Non è una misurazione a prova di bomba (l’aneddoto di “Paddington 2” migliore di “Quarto Potere” su Rotten Tomatoes lo dimostra), tuttavia aiuta a farsi un’idea. Su Metacritic, le tre stagioni di “The Witcher” hanno accumulato un metascore, cioè una media dei giudizi, «generalmente favorevole»; “Edgerunners”, che è stato anche un fenomeno di TikTok con la hit “I Really Want to Stay at Your House” di Rosa Walton, ha ricevuto una «acclamazione universale» da parte degli spettatori; la serie di “Fallout” è attualmente al diciannovesimo posto tra le migliori di quest’anno.

Ricapitolando: un film o una serie beneficiano dalla fanbase preesistente di un franchise videoludico, ma anche i videogames vengono riscoperti grazie a un adattamento di successo, la qualità è un fattore. Quest’ultima sembra un’affermazione scontata, ma fino a poco fa non lo era. Il 2023 potrebbe essere considerato l’anno della consacrazione, per l’effetto combinato della prestige TV di “The Last of Us”, la serie di Hbo con ventiquattro candidature e otto vittorie agli Emmy awards, e delle sale piene per “Super Mario Bros. – Il film”, la terza opera di animazione di sempre per incassi. Al film di Mario, la critica ha rimproverato una scarsità di idee, ma in questo caso si trattava di una licenza così famosa che bastava giocare sul sicuro, magari spingendo il piede sull’acceleratore del comparto tecnico.

L’attuale età dell’oro è stata anticipata da una stagione deprimente per qualsiasi fan di cinema e videogiochi. Prima, la il voto medio degli adattamenti (tra questi “Street Fighter”, “Lara Croft: Tomb Raider”, “Resident Evil”, “Alone in the Dark” e “Doom”, un generico action movie con l’etichetta del videogioco appiccicata sopra) era del 20% su Rotten Tomatoes. Poi, da “Pokémon Detective Pikachu” del 2019, le percentuali hanno iniziato a salire.

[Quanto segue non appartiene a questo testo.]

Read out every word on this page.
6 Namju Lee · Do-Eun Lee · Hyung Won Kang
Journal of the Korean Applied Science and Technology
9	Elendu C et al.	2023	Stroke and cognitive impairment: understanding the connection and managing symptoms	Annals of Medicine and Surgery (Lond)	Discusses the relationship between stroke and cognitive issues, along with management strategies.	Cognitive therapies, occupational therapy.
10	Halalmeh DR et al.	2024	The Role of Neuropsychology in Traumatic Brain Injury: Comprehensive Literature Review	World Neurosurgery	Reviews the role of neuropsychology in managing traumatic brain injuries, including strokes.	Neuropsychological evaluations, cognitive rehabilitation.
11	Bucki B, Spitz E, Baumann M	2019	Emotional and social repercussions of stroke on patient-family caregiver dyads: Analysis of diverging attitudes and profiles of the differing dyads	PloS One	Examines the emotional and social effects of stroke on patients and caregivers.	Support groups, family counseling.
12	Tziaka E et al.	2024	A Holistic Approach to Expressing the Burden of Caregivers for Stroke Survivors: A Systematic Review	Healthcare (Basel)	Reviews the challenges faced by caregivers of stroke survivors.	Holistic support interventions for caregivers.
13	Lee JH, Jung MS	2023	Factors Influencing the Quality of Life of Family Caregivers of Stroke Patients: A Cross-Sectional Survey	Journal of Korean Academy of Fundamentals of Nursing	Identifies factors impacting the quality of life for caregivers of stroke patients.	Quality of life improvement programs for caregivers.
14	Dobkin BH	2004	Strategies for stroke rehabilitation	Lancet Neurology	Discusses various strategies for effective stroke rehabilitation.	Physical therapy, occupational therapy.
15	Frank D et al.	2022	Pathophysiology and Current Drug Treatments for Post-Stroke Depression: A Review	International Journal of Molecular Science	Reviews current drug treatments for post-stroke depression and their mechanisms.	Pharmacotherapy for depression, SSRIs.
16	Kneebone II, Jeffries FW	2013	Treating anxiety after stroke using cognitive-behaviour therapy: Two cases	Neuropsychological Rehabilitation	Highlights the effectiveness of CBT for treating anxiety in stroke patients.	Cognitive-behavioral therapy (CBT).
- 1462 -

Il futuro si annuncia entusiasmante per chi segue con interesse questo tipo di operazioni e davvero non si conta la quantità di trasposizioni messe in cantiere. Tra queste c’è “Borderlands”, che è stato anticipato da un caotico trailer. Nel cast c’è Cate Blanchett, una delle attrici preferite dagli autori. La casa di produzione e distribuzione indie A24 ha annunciato un “Death Stranding”, che si avvarrà del contributo del leggendario sviluppatore Hideo Kojima. Margot Robbie produrrà “The Sims”, un’altra licenza gigantesca, che a pensarci somiglia già un po’ a Barbie.

Ma come si ottiene un buon adattamento? Naturalmente non c’è una formula, ma delle regole forse sì. Le ha elencate Ben Lindbergh su The Ringer. Il giornalista ha parlato con Asad Qizilbash e Carter Swan, presidente e produttore senior di PlayStation Productions, che si occupano della riduzione del rischio di decisioni sbagliate durante la delicata fase di passaggio dal medium interattivo a quello cinematografico o televisivo.

Il primo suggerimento è prediligere un regista che sia anche cresciuto con il videogioco che si vuole adattare. Il secondo consiglio è promuovere la collaborazione tra i realizzatori del film e quelli del videogioco. In terzo luogo bisognerebbe preferire la destinazione più adatta, ad esempio la struttura episodica della televisione potrebbe essere l’ideale per trasferire le decine di ore di narrazione di un titolo tripla A. Infine, potrebbe essere una buona idea attingere da videogiochi ricchi di sfumature narrative, facendo attenzione a trovare la quadra tra pubblico completamente nuovo e appassionati, così che nessuno si senta alienato. Non è un caso: “The Last of Us” ha (anche) tutte queste cose.